- The Washington Times - Thursday, April 7, 2016

A large number of Americans have heard little or nothing about the Zika virus, according to a new poll Thursday that shows found most people in the U.S. are not terribly concerned about an outbreak here.

The lack of awareness contrasts with Washington, where the Obama administration is preparing for the worst, and has requested billions of dollars to try to push development of a vaccine and to target the mosquito blamed for spreading the virus.

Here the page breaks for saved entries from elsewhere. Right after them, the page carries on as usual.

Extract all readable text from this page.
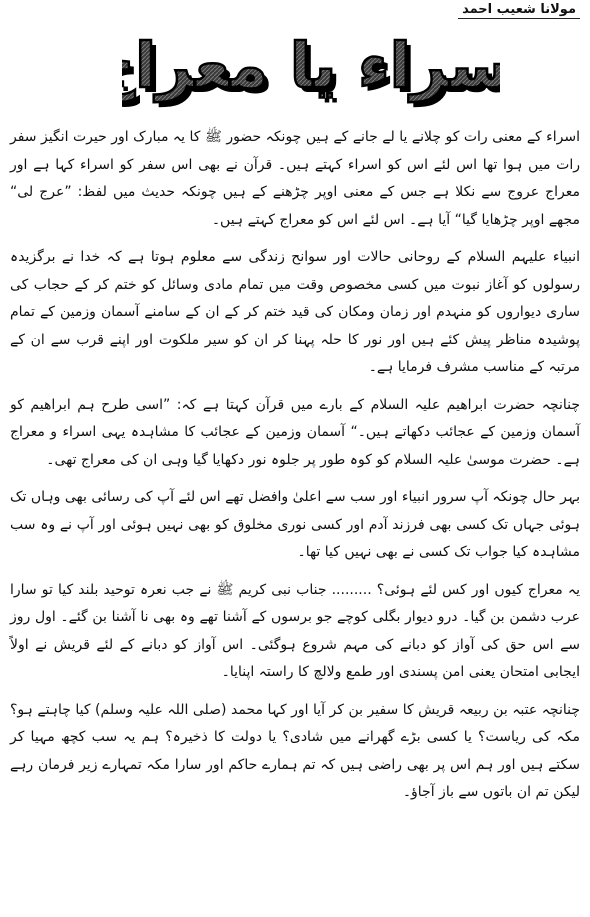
مولانا شعیب احمد
سراء یا معرا	سراء یا معرا

اسراء کے معنی رات کو چلانے یا لے جانے کے ہیں چونکہ حضور ﷺ کا یہ مبارک اور حیرت انگیز سفر رات میں ہوا تھا اس لئے اس کو اسراء کہتے ہیں۔ قرآن نے بھی اس سفر کو اسراء کہا ہے اور معراج عروج سے نکلا ہے جس کے معنی اوپر چڑھنے کے ہیں چونکہ حدیث میں لفظ: ”عرج لی“ مجھے اوپر چڑھایا گیا“ آیا ہے۔ اس لئے اس کو معراج کہتے ہیں۔

انبیاء علیہم السلام کے روحانی حالات اور سوانح زندگی سے معلوم ہوتا ہے کہ خدا نے برگزیدہ رسولوں کو آغاز نبوت میں کسی مخصوص وقت میں تمام مادی وسائل کو ختم کر کے حجاب کی ساری دیواروں کو منہدم اور زمان ومکان کی قید ختم کر کے ان کے سامنے آسمان وزمین کے تمام پوشیدہ مناظر پیش کئے ہیں اور نور کا حلہ پہنا کر ان کو سیر ملکوت اور اپنے قرب سے ان کے مرتبہ کے مناسب مشرف فرمایا ہے۔

چنانچہ حضرت ابراھیم علیہ السلام کے بارے میں قرآن کہتا ہے کہ: ”اسی طرح ہم ابراھیم کو آسمان وزمین کے عجائب دکھاتے ہیں۔“ آسمان وزمین کے عجائب کا مشاہدہ یہی اسراء و معراج ہے۔ حضرت موسیٰ علیہ السلام کو کوہ طور پر جلوہ نور دکھایا گیا وہی ان کی معراج تھی۔

بہر حال چونکہ آپ سرور انبیاء اور سب سے اعلیٰ وافضل تھے اس لئے آپ کی رسائی بھی وہاں تک ہوئی جہاں تک کسی بھی فرزند آدم اور کسی نوری مخلوق کو بھی نہیں ہوئی اور آپ نے وہ سب مشاہدہ کیا جواب تک کسی نے بھی نہیں کیا تھا۔

یہ معراج کیوں اور کس لئے ہوئی؟ ......... جناب نبی کریم ﷺ نے جب نعرہ توحید بلند کیا تو سارا عرب دشمن بن گیا۔ درو دیوار بگلی کوچے جو برسوں کے آشنا تھے وہ بھی نا آشنا بن گئے۔ اول روز سے اس حق کی آواز کو دبانے کی مہم شروع ہوگئی۔ اس آواز کو دبانے کے لئے قریش نے اولاً ایجابی امتحان یعنی امن پسندی اور طمع ولالچ کا راستہ اپنایا۔

چنانچہ عتبہ بن ربیعہ قریش کا سفیر بن کر آیا اور کہا محمد (صلی اللہ علیہ وسلم) کیا چاہتے ہو؟ مکہ کی ریاست؟ یا کسی بڑے گھرانے میں شادی؟ یا دولت کا ذخیرہ؟ ہم یہ سب کچھ مہیا کر سکتے ہیں اور ہم اس پر بھی راضی ہیں کہ تم ہمارے حاکم اور سارا مکہ تمہارے زیر فرمان رہے لیکن تم ان باتوں سے باز آجاؤ۔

“We’re doing everything we can to speed that up,” National Institutes of Health Director Francis S. Collins told Senate appropriators on Thursday, though he said a vaccine probably won’t be generally available until 2018.

Just 18 percent of Americans in an Associated Press/NORC Center for Public Affairs Research survey say they’ve heard a lot about Zika, which has been linked to serious birth defects in Latin American countries and a syndrome that can cause paralysis.

The virus has also been detected in Puerto Rico and some sexually transmitted cases have been recorded in the U.S., and it could puncture deeper into the mainland in coming months.

Yet Americans are not worried, with nearly half of those aware of the disease saying they are “only a little” or “not at all” fearful a large number of cases in the coming year.

Many Americans also are unaware that the disease can be spread through sexual contact, the survey found, or don’t know that it has been linked to birth defects.

Those polled were split over the U.S.’s ability to respond to the virus, overall. While 46 percent felt somewhat confident in its ability, about a quarter each said they were “not at all” confident or “extremely/very” confident.

The domestic response is at the heart of an intensifying fight on Capitol Hill, where Democrats have backed the White House’s request for $1.9 billion in new money to fight Zika.

The White House said Wednesday it will reluctantly transfer $510 million from the Ebola fight and $79 million from other accounts to prop up research into a better diagnostic test and vaccine for Zika and bolster efforts to eradicate the pesky mosquito that carries the virus.

Top Republicans had pressed for the shift in funds for months, rejecting the administration’s pleas for new money and saying the Ebola account could be tapped, though the White House said it still wants $1.9 billion to fight Zika and replenish the Ebola account.

Aid groups told Congress on Thursday that economic growth in Liberia might not return to pre-Ebola levels until 2020, and new health centers will be of little good if patients cannot traverse the country’s muddy, crumbling roads, as West Africa copes with a series of flare-ups in the aftermath of the main outbreak that killed 11,000 from December 2013 to late 2015.

Senate Democrats used their testimony to their push for more funding.

“We need to continue to do engaged and purposeful oversight, and we need to continue to invest in strengthening the public health systems in West Africa, or we will see Ebola reemerge as a major global threat,” said Sen. Chris Coons, Delaware Democrat, after the hearing before the Foreign Affairs Committee’s panel on Africa and global health.

Witnesses who testified before the subcommittee were reluctant to inject themselves into the funding debate, however, citing their lack of involvement in the Zika fight.

“It’s a bit of a moral maze,” said Alan Knight, chairman of the Ebola Private Sector Mobilization Group. “But if the question is, ‘Have we done enough to stop Ebola happening Liberia, have we done enough to create the right momentum toward economic recovery in Liberia?’ The answer is no.”